Le bitume, le flash et la cellule : l’implacable bascule du grand excès de vitesse vers la prison

Dec 26, 2025Par Conseil Direct
Conseil Direct

L’époque où un pied trop lourd se soldait par un simple chèque au Trésor Public s’efface dans le rétroviseur. Le 29 décembre 2025 marque un tournant radical dans l'histoire de la répression routière française : le franchissement de la barre des 50 km/h au-dessus de la limite autorisée ne constitue plus une simple incartade administrative. Désormais, l'automobiliste pressé ne quitte plus le bord de la chaussée avec une contravention, mais avec une convocation au tribunal correctionnel. Entre la création du crime d’homicide routier et la délictualisation systématique des pointes de vitesse, l’exécutif déploie un arsenal coercitif sans précédent pour terrasser une mortalité qui refuse de plier.

Le glas de l’impunité : quand l’asphalte mène au tribunal

Longtemps, le « grand excès » demeurait l'apanage des contraventions de cinquième classe, sauf en cas de récidive. Cette ère de relative indulgence s'éteint. Le décret n° 2025-1269, publié dans la foulée de la loi du 9 juillet 2025, transforme chaque pointe de vitesse extrême en un délit de plein droit, et ce dès la première occurrence. La sanction tombe tel un couperet : trois mois d'emprisonnement et une amende culminant à 3 750 euros.

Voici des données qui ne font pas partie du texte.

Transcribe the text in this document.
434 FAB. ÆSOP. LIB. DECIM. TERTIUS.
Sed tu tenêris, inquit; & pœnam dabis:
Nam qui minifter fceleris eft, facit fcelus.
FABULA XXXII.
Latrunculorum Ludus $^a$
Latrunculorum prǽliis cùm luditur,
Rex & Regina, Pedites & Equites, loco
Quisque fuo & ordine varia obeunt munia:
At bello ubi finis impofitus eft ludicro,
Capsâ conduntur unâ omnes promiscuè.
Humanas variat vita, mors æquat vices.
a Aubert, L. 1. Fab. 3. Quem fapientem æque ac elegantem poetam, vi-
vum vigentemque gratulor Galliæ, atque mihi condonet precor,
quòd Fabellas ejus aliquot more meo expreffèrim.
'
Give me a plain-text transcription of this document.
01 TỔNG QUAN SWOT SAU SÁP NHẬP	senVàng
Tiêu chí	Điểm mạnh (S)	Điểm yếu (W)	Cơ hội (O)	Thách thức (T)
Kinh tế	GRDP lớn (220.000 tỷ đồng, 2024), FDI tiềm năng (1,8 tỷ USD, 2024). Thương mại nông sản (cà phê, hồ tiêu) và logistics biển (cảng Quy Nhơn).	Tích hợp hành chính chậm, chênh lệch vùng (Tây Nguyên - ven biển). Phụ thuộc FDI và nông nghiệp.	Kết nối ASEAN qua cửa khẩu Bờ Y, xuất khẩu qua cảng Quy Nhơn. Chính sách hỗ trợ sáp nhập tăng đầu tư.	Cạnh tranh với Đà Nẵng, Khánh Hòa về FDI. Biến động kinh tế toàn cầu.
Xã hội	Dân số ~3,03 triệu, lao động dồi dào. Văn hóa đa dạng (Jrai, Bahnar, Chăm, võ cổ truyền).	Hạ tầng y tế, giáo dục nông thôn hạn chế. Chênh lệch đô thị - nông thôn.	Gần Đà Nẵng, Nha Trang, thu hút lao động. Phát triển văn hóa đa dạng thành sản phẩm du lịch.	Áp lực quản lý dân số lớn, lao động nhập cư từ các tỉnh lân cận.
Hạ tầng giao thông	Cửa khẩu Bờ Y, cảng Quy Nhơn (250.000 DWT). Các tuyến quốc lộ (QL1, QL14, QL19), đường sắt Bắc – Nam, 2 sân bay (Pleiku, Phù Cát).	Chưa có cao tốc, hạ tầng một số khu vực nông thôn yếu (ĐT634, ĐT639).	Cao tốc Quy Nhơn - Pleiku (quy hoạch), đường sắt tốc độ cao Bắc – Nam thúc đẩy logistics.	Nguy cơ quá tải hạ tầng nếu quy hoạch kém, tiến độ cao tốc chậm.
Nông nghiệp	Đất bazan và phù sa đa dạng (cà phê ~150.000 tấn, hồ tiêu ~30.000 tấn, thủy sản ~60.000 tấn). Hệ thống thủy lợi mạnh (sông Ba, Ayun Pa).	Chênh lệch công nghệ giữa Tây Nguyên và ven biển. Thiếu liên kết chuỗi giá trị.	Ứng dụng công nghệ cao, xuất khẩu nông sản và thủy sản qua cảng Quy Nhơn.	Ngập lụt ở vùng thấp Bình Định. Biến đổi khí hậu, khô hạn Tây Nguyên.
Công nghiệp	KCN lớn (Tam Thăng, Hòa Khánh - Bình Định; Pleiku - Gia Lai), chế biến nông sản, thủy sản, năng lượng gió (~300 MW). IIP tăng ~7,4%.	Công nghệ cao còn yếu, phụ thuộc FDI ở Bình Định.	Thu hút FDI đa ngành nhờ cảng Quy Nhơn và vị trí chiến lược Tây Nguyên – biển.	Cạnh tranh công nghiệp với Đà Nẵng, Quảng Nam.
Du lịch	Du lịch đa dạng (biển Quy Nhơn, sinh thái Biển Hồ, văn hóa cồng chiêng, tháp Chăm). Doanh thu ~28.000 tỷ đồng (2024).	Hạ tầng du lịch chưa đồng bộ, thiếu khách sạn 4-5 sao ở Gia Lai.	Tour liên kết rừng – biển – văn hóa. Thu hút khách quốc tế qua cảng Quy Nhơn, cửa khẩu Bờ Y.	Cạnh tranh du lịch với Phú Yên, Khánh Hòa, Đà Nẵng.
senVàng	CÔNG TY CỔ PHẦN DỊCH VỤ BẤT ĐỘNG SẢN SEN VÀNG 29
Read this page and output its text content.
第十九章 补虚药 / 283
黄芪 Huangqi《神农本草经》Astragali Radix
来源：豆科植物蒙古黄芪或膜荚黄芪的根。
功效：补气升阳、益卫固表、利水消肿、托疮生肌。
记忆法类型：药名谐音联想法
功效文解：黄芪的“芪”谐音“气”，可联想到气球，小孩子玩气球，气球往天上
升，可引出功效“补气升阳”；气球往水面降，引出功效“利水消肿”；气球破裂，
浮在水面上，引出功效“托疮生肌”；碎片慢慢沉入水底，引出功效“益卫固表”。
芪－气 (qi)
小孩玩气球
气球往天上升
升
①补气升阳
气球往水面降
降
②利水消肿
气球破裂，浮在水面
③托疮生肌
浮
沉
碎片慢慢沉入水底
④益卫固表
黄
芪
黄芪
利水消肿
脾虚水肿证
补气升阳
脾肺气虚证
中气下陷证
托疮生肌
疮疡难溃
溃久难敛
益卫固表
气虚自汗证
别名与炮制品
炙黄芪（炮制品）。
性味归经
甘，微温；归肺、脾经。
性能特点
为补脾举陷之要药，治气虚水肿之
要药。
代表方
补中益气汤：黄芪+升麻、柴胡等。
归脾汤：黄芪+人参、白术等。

Ce changement de paradigme juridique engendre des conséquences systémiques immédiates. Le contrevenant ne se contente plus de perdre six points ; il gagne une mention indélébile au casier judiciaire. Cette flétrissure, loin d'être symbolique, peut briser des carrières ou entraver l'accès à certaines professions. L’immobilisation du véhicule devient systématique, tandis que le préfet se voit désormais dans l’obligation de prononcer une suspension administrative du permis de conduire. La justice ne transige plus. Elle frappe fort, vite, et avec une précision chirurgicale qui ne laisse que peu de place à l'interprétation.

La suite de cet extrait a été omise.